Eir's biggest shareholder, Anchorage Capital, plans to acquire part of rival US hedge fund York Capital's almost 10 per cent stake in the phone group, which could tip its voting rights above the 50 per cent level.
A deal would mean that Eir, formerly Eircom, would effectively have had eight controlling shareholders in the past 18 years.
It would also see Eir’s other major shareholders, Singaporean sovereign wealth fund GIC and hedge fund Davidson Kempner, each buying part of the York Capital holding, according to sources.
The transaction would result in Anchorage – which owns 36.4 per cent of Eir’s equity but a higher voting percentage, believed to be between 45 per cent and 49 per cent – taking a controlling interest in the phone group.

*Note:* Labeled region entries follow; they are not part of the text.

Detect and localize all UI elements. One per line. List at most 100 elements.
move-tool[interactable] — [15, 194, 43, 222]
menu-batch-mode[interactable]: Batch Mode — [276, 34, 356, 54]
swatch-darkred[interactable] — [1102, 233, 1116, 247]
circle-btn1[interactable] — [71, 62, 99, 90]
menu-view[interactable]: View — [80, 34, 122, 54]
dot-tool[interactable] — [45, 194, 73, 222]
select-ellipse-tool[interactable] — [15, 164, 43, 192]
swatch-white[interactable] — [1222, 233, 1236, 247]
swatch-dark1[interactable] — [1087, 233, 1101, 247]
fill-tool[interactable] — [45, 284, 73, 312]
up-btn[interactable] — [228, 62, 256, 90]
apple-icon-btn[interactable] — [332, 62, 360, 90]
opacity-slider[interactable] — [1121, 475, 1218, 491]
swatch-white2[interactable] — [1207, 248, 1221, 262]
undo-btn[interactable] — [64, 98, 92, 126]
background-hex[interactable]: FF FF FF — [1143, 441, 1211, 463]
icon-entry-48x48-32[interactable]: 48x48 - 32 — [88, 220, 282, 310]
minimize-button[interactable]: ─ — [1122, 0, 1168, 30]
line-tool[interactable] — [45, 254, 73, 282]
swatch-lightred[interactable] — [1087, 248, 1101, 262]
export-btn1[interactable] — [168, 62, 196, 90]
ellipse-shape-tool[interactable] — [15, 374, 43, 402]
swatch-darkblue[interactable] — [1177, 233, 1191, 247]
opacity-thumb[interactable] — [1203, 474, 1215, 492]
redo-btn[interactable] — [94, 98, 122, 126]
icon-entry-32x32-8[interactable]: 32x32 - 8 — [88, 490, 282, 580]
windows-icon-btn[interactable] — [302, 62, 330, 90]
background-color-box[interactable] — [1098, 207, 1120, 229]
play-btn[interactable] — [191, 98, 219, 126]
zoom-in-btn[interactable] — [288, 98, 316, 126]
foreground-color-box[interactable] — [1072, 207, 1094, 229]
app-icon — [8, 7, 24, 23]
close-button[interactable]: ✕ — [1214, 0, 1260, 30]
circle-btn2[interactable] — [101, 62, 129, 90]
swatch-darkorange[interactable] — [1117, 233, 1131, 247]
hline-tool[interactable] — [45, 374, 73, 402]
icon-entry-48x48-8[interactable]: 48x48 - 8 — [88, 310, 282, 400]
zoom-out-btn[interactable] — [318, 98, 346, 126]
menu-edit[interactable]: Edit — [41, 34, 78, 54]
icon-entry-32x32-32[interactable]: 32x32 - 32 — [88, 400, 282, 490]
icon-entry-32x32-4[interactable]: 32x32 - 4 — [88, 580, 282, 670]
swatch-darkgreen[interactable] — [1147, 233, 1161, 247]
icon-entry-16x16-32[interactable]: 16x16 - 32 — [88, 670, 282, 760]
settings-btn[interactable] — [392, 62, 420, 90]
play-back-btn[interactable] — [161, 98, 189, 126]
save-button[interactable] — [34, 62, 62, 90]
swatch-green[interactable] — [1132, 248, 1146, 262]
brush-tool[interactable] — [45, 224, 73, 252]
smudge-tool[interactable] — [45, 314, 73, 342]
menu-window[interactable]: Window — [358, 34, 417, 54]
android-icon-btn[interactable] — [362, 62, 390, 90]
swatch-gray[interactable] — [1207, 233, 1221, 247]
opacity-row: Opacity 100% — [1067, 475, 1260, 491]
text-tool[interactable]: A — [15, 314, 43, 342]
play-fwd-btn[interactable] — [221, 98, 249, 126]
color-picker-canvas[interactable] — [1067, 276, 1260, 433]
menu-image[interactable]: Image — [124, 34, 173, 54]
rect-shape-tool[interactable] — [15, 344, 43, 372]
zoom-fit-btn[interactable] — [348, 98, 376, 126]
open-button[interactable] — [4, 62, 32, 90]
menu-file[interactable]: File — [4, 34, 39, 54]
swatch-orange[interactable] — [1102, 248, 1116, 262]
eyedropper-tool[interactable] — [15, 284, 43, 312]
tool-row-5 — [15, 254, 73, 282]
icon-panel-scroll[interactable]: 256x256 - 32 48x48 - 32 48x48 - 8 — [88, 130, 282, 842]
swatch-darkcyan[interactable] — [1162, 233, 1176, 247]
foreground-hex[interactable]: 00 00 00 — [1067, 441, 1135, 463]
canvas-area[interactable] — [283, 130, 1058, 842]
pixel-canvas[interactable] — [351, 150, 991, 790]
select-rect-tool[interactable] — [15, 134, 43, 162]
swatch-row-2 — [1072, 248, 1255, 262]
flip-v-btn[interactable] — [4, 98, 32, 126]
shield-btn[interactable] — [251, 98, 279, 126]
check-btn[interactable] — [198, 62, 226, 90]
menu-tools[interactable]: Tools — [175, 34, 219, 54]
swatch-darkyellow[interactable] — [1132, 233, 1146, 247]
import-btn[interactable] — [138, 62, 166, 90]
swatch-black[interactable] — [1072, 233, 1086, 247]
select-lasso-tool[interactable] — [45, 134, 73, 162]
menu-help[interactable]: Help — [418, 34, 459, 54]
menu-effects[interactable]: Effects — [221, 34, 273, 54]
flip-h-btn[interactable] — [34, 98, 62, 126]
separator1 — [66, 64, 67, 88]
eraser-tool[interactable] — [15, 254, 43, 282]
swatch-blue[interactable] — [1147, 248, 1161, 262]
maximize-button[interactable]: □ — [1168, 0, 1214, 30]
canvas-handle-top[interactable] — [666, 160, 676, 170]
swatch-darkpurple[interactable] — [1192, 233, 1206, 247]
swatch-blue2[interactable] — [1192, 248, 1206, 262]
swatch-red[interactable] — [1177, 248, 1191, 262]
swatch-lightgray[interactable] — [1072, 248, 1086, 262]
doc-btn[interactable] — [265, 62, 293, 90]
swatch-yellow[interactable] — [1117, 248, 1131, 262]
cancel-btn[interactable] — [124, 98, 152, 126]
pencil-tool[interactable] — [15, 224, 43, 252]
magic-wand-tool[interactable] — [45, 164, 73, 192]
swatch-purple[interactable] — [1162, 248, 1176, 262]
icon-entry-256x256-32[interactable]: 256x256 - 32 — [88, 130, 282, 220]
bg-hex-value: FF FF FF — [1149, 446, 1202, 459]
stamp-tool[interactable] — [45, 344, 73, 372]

GIC currently owns 16.3 per cent of the equity and Davidson Kempner owns 11.8 per cent.
The Competition and Consumer Protection Commission said in a statement on its website on Wednesday that it had been notified of a proposed acquisition by Anchorage of “sole control of Eircom”, prompting initial speculation that it was making an outright bid for the group.
Eir issued a statement in the early afternoon saying Anchorage’s planned stake increase “is a positive endorsement of the group and its strategy”.
The former State-owned phone group incurred €4.1 billion of debt through five changes in control in 13 years, before it filed the State’s biggest examinership case in 2012. This resulted in its most senior lenders, led by Blackstone, seizing control of the company as €1.8 billion of its borrowings were written off.
Blackstone sold its interest to Anchorage last year, while York Capital accumulated its stake the debt restructuring.
A deal involving York Capital selling its stake will further concentrate the equity ownership of Eir, as it and the other three main shareholders currently own almost 75 per cent of the equity. Their voting position, however, is higher.
GIC took its 16.3 per cent stake in Eir in June from a group of investors, largely hedge funds, that converted debt into equity in 2012 at the time of the restructuring. It paid €232 a share at the time, valuing the company at between €3.3 billion and €3.5 billion.
In a trading update last July, the company said its sales had grown by an estimated “low single-digit” percentage in the three months to the end of June, compared with the same period last year – the fifth consecutive quarter of growth following years of decline.
The company had planned to float on the stock market in 2014, but had to pull the plan late in the day.